ニュースサイトのPatently Appleが先月報じたところによれば、アップルの特許申請には、取り外し可能な背面パネルを備えたスマートフォンが描かれている。このパネルは、追加のハードウェア機能を持つものと交換が可能だ。
追加のコンポーネントには、背面が保護ケースとして機能するものから、補助バッテリーや健康モニタリングデバイス、さらには第2のディスプレイまで多岐にわたっている。さらに、追加のカメラモジュールを備えた背面パネルの例も詳細に記載されている。これらはすべて、スプリング式のクリップで接続され、簡単に取り外しが可能という。
特許画像の一つには、バッテリーパネルやカメラモジュール、追加スピーカーを含む様々な背面プレートの配置が描かれている。
筆者はこの特許書類を見て、2016年にリリースされたモジュール式スマートフォンのLG G5を連想した。この端末は、さまざまなモジュールを交換して、バッテリーを大きくしたり、追加のカメラを取り付けたり、VR(仮想現実)コンポーネントを追加したりすることが可能だった。
G5の以前にグーグルはProject Ara(プロジェクト・アラ)と呼ばれるプロジェクトで、同じアイデアを長い間試みていた。この端末は、電気廃棄物を減らすために設計されたモジュール式スマートフォンだった。グーグルは、2016年にこのプロジェクトを棚上げしたが、アイデア自体はまだ生き続けている。
特許の申請は、必ずしも実際のデバイスにつながるものではなく、アップルのような企業が、モジュール式のスマートフォンをリリースすることは、あり得ないことのようにも思われる。しかし、アップルは近年、さまざまな圧力を受けて、端末の修理を容易にする方向に向かっている。

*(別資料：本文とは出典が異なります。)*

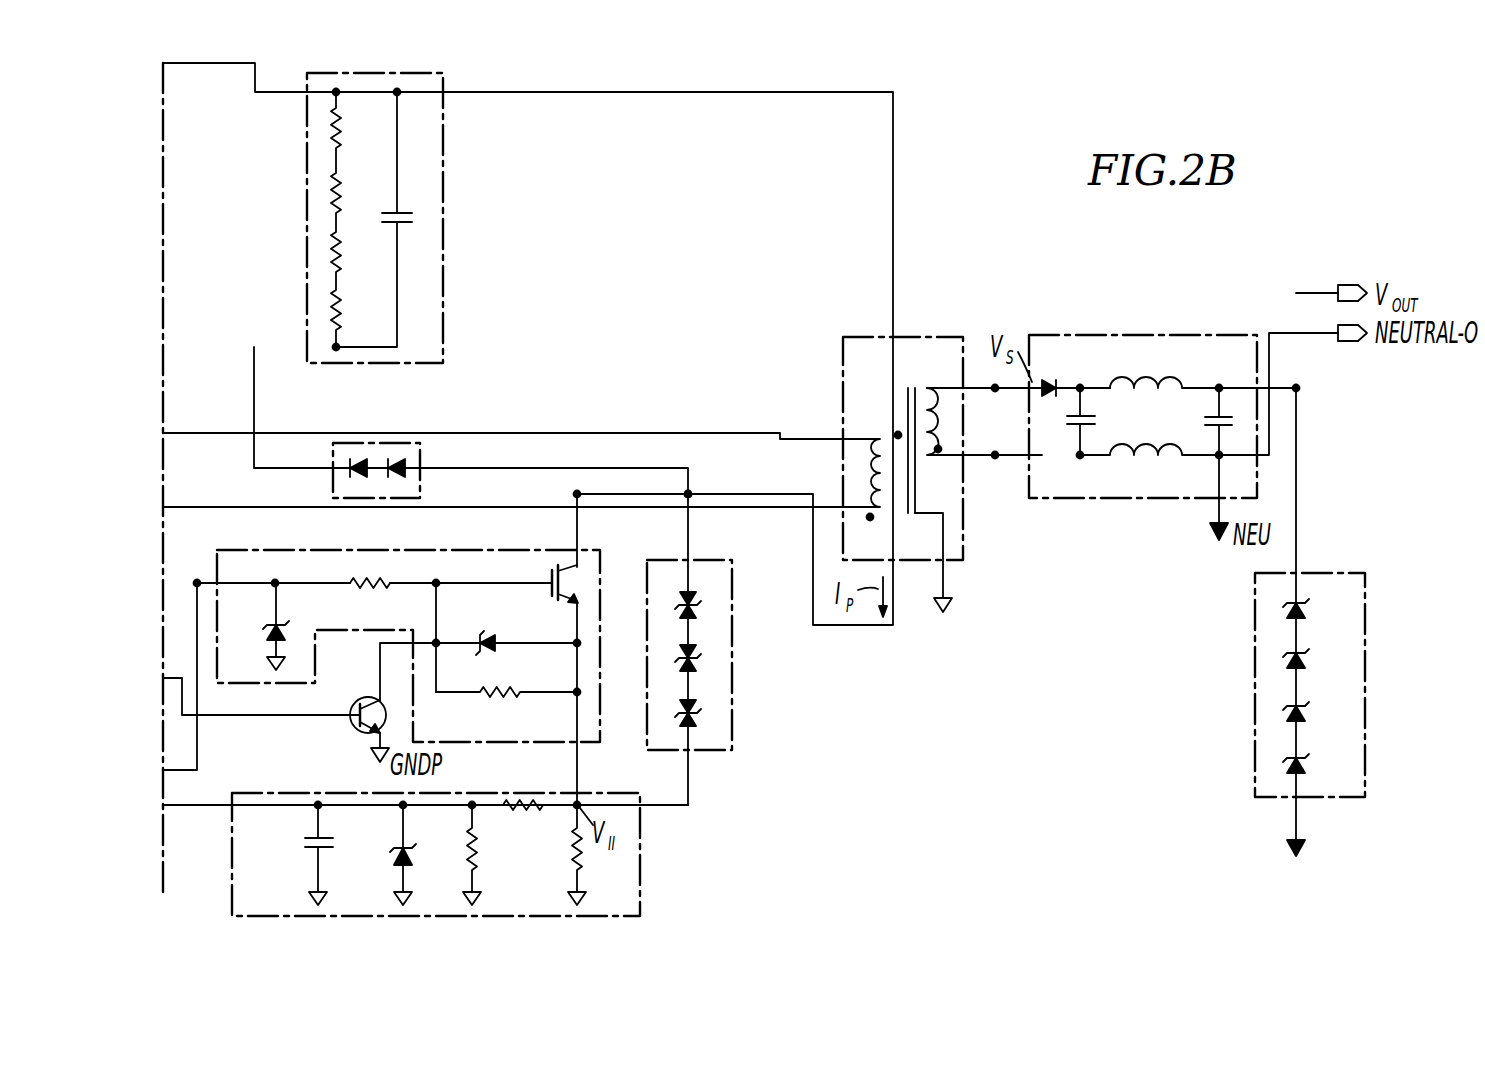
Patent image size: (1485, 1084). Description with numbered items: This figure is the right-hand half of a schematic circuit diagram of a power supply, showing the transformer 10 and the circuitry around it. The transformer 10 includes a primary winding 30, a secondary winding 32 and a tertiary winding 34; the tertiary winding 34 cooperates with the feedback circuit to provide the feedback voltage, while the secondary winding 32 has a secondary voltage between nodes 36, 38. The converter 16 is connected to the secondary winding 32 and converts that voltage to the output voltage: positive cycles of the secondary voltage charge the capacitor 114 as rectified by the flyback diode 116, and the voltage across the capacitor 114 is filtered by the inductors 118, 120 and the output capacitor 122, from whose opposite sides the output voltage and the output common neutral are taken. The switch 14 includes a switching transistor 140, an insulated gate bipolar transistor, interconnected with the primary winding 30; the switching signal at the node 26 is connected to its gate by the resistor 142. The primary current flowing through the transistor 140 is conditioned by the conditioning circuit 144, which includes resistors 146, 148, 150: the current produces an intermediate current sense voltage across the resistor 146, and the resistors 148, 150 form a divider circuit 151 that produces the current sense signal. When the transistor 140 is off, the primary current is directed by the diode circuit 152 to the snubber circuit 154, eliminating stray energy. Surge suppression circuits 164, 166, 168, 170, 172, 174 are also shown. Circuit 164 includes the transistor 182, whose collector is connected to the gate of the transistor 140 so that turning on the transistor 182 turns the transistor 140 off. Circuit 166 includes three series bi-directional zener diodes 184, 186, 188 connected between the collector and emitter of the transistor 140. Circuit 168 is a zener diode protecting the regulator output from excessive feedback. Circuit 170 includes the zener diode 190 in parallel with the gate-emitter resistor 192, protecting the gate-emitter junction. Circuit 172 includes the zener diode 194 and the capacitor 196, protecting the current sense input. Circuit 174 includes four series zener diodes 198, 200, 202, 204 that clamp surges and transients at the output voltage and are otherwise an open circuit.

The transformer 10 is at (963, 530).
The switch 14 is at (600, 553).
The converter 16 is at (1140, 335).
The node 26 is at (197, 580).
The primary winding 30 is at (893, 510).
The secondary winding 32 is at (926, 396).
The tertiary winding 34 is at (879, 446).
The node 36 is at (995, 392).
The node 38 is at (995, 458).
The capacitor 114 is at (1090, 422).
The flyback diode 116 is at (1057, 384).
The inductor 118 is at (1142, 377).
The inductor 120 is at (1146, 462).
The output capacitor 122 is at (1209, 418).
The switching transistor 140 is at (576, 603).
The resistor 142 is at (358, 588).
The conditioning circuit 144 is at (640, 900).
The resistor 146 is at (583, 865).
The resistor 148 is at (507, 808).
The resistor 150 is at (467, 855).
The divider circuit 151 is at (496, 866).
The diode circuit 152 is at (420, 490).
The snubber circuit 154 is at (443, 356).
The surge suppression circuit 164 is at (336, 738).
The surge suppression circuit 166 is at (732, 750).
The zener diode 168 is at (273, 620).
The surge suppression circuit 170 is at (530, 670).
The surge suppression circuit 172 is at (388, 840).
The surge suppression circuit 174 is at (1350, 797).
The transistor 182 is at (368, 697).
The bi-directional zener diode 184 is at (696, 610).
The bi-directional zener diode 186 is at (696, 663).
The bi-directional zener diode 188 is at (696, 717).
The zener diode 190 is at (483, 636).
The gate-emitter resistor 192 is at (487, 697).
The zener diode 194 is at (397, 857).
The capacitor 196 is at (310, 836).
The zener diode 198 is at (1302, 608).
The zener diode 200 is at (1302, 660).
The zener diode 202 is at (1302, 712).
The zener diode 204 is at (1302, 765).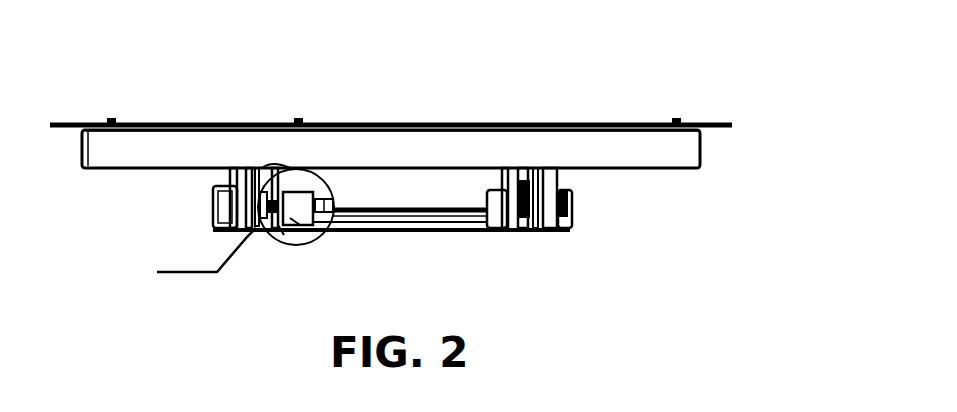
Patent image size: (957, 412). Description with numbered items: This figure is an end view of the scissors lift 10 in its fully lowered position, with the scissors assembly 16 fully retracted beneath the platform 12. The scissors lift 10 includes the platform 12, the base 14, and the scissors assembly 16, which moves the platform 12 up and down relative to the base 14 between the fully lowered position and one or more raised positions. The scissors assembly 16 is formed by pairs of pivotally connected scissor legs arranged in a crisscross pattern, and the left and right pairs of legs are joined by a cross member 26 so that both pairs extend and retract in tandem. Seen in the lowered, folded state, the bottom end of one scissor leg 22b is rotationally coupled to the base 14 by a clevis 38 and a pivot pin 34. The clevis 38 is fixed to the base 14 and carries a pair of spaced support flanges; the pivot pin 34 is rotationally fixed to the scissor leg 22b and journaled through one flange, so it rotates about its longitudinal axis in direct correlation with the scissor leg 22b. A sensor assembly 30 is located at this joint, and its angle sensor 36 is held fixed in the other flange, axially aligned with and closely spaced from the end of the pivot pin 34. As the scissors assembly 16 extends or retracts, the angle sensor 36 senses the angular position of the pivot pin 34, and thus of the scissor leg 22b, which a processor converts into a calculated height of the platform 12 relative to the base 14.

The scissors lift 10 is at (712, 78).
The platform 12 is at (643, 112).
The base 14 is at (472, 238).
The scissors assembly 16 is at (572, 220).
The scissor leg 22b is at (280, 195).
The cross member 26 is at (383, 223).
The sensor assembly 30 is at (297, 236).
The pivot pin 34 is at (250, 207).
The angle sensor 36 is at (314, 194).
The clevis 38 is at (282, 237).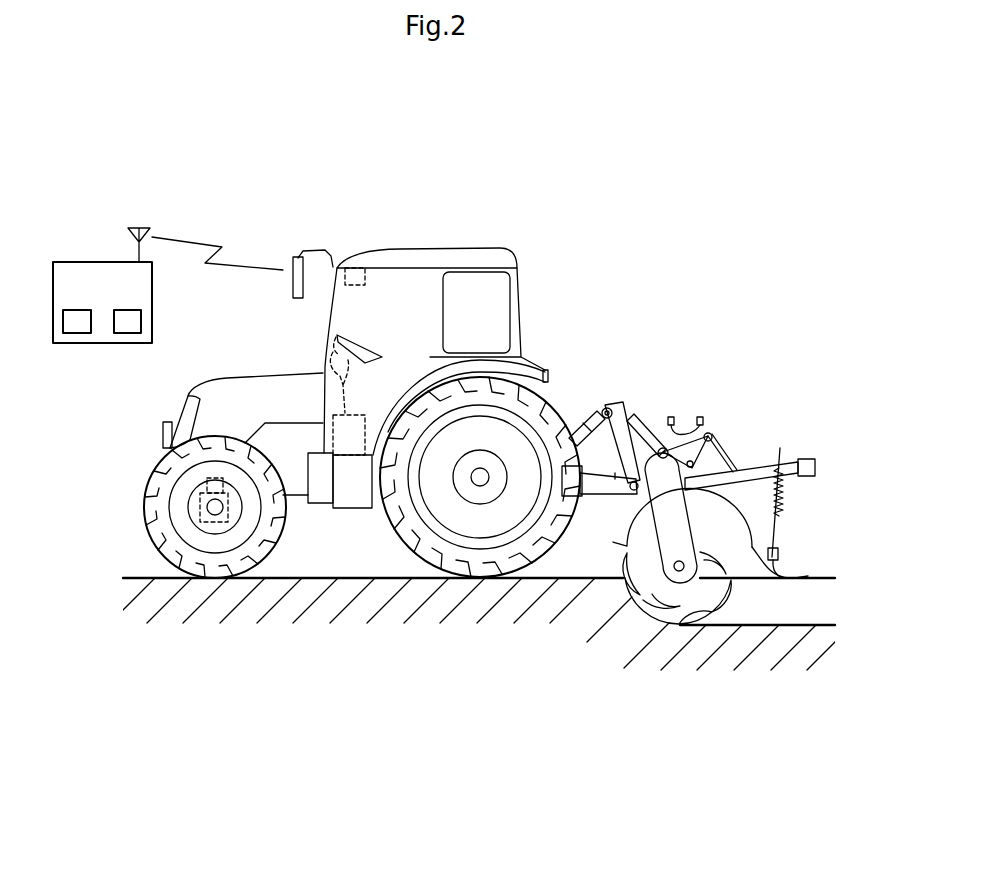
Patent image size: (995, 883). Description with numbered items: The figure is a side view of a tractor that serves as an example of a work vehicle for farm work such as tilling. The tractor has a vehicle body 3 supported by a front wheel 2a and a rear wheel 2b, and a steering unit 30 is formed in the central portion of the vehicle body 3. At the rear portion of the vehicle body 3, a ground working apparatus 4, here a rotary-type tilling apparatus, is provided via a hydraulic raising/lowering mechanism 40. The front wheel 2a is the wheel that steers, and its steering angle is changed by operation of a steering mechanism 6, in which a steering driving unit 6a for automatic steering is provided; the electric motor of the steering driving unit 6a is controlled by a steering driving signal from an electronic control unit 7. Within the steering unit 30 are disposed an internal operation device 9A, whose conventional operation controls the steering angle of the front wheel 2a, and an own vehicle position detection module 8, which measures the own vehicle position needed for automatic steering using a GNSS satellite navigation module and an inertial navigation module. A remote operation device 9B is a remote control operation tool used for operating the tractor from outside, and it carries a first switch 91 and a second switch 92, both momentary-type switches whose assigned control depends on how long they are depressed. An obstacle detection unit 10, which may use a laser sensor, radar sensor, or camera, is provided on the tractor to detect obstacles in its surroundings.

The front wheel 2a is at (212, 577).
The rear wheel 2b is at (490, 577).
The vehicle body 3 is at (329, 514).
The ground working apparatus 4 is at (679, 625).
The steering mechanism 6 is at (200, 503).
The steering driving unit 6a is at (207, 478).
The electronic control unit 7 is at (335, 417).
The own vehicle position detection module 8 is at (352, 268).
The internal operation device 9A is at (357, 372).
The remote operation device 9B is at (96, 261).
The obstacle detection unit 10 is at (163, 432).
The steering unit 30 is at (378, 332).
The hydraulic raising/lowering mechanism 40 is at (650, 397).
The first switch 91 is at (78, 333).
The second switch 92 is at (127, 333).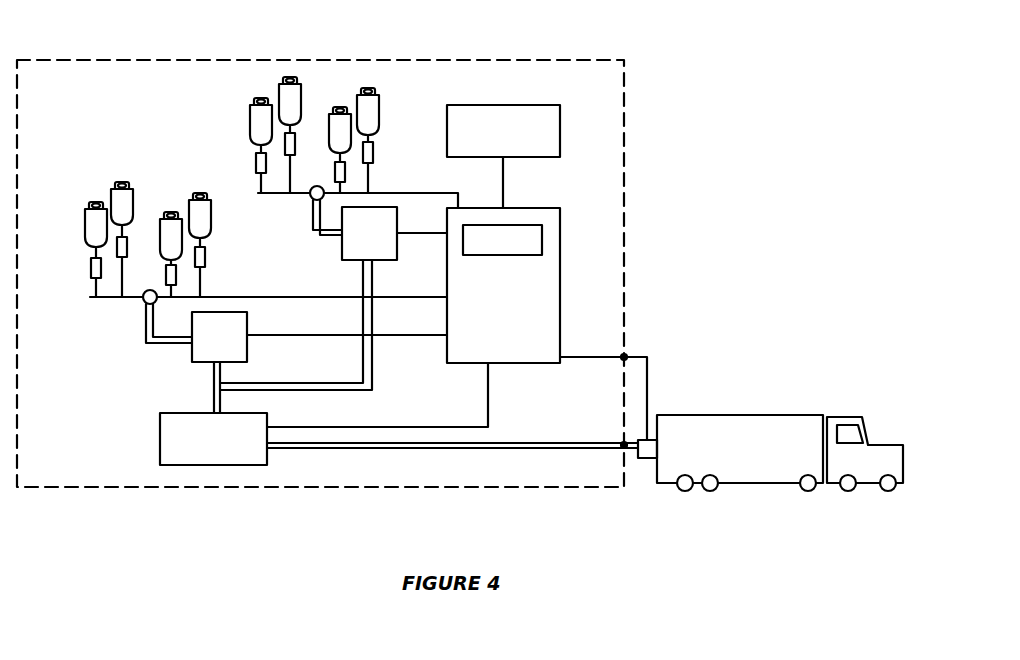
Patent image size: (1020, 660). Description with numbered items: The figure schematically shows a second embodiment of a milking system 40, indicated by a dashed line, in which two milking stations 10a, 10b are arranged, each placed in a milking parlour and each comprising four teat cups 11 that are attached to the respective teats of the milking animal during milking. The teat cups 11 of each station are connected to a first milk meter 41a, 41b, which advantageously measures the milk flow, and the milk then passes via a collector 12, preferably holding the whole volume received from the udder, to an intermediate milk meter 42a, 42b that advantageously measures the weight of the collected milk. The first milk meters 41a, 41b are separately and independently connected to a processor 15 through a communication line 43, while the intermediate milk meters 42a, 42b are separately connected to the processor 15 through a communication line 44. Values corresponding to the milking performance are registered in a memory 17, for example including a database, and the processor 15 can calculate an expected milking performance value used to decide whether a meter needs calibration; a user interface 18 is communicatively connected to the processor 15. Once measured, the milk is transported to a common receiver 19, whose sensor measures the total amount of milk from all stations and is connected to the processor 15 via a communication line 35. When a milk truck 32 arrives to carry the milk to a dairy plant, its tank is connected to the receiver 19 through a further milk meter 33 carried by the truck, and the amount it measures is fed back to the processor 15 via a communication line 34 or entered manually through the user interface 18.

The milking system 40 is at (216, 60).
The milking station 10a is at (242, 214).
The milking station 10b is at (292, 156).
The teat cup 11 is at (84, 226).
The collector 12 is at (143, 305).
The first milk meter 41a is at (90, 297).
The first milk meter 41b is at (259, 193).
The intermediate milk meter 42a is at (196, 340).
The intermediate milk meter 42b is at (365, 238).
The communication line 43 is at (440, 196).
The communication line 44 is at (425, 236).
The processor 15 is at (548, 326).
The memory 17 is at (520, 244).
The user interface 18 is at (548, 125).
The common receiver 19 is at (170, 438).
The communication line 35 is at (392, 427).
The communication line 34 is at (628, 357).
The milk meter 33 is at (645, 460).
The milk truck 32 is at (750, 432).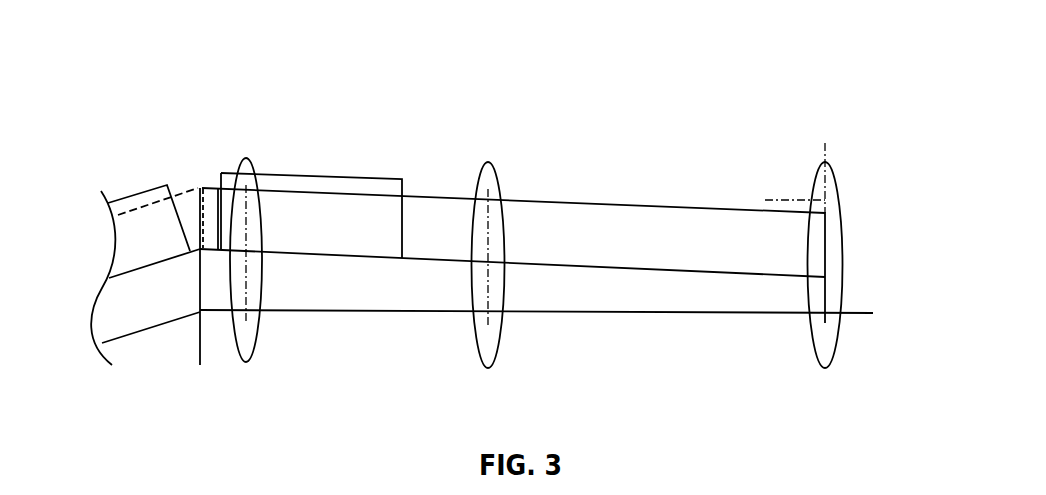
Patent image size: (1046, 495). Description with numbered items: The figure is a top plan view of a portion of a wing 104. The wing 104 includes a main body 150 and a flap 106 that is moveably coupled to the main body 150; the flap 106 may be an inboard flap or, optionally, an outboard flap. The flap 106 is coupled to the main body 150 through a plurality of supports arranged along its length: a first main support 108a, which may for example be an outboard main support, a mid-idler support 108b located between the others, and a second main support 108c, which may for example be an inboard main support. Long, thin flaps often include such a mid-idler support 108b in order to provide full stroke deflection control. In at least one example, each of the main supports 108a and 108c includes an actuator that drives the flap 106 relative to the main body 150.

The wing 104 is at (98, 161).
The flap 106 is at (395, 313).
The first main support 108a is at (245, 297).
The mid-idler support 108b is at (485, 300).
The second main support 108c is at (827, 192).
The main body 150 is at (720, 110).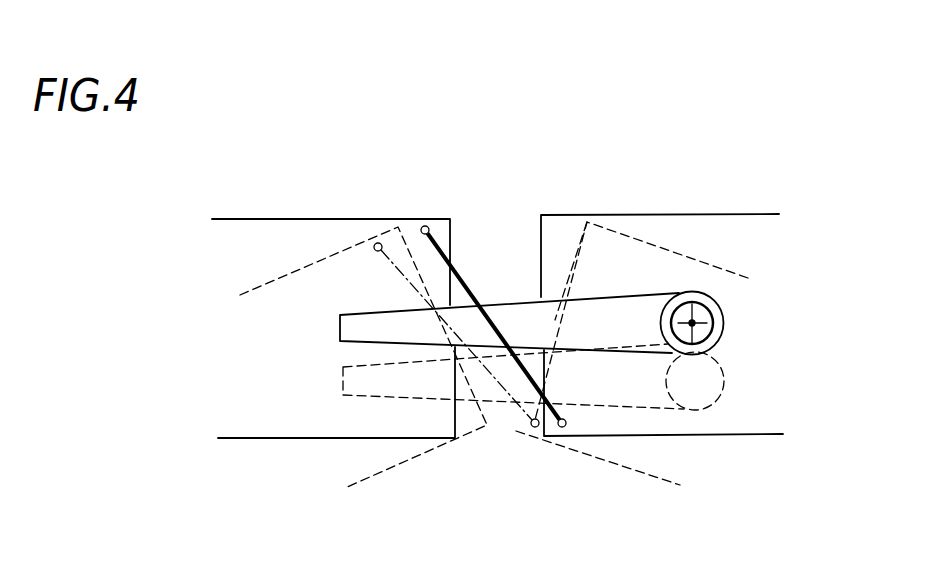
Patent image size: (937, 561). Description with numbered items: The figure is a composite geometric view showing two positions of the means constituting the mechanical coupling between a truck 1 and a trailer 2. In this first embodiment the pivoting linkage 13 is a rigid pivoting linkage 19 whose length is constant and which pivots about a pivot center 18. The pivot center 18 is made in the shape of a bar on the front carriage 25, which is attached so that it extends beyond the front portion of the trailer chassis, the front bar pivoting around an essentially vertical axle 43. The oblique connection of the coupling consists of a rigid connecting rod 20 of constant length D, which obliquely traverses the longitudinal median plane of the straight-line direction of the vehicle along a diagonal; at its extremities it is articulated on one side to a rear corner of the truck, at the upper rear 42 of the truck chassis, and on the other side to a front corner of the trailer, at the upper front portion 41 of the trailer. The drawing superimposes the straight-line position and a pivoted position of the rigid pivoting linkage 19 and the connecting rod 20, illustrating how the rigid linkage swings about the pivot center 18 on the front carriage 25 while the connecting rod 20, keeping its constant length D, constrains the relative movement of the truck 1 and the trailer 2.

同社は、iPhone 15の内部シャーシを再設計し、ガラスを割ることなくバックパネルを取り外しやすくした。アップルは昨年、自宅でデバイスを修理しやすくする「セルフサービス修理プログラム」を導入し、現在はその一部がヨーロッパでも拡大されている。同社はまた、今年のiPhone 16向けにバッテリーの取り外しを容易にする技術を開発中だと報じられている。
さらに、アップルのパーツペアリング(訳注:修理の際、メーカーによる交換部品の認証と承認が必要とする仕組み)に関する方針変更により、iPhoneユーザーはアップルの承認なしに部品を交換できるようになる。iPhone 16から適用されるこの変更は、米オレゴン州などで成立した「修理する権利」の法制化への対応と見られている。
アップルが修理についてのスタンスを和らげ、部品を交換しやすくするためにiPhoneを再設計していることを考えると、今回の特許のようなモジュール式の端末のリリースも、まったくの夢物語ではないように思えてくる。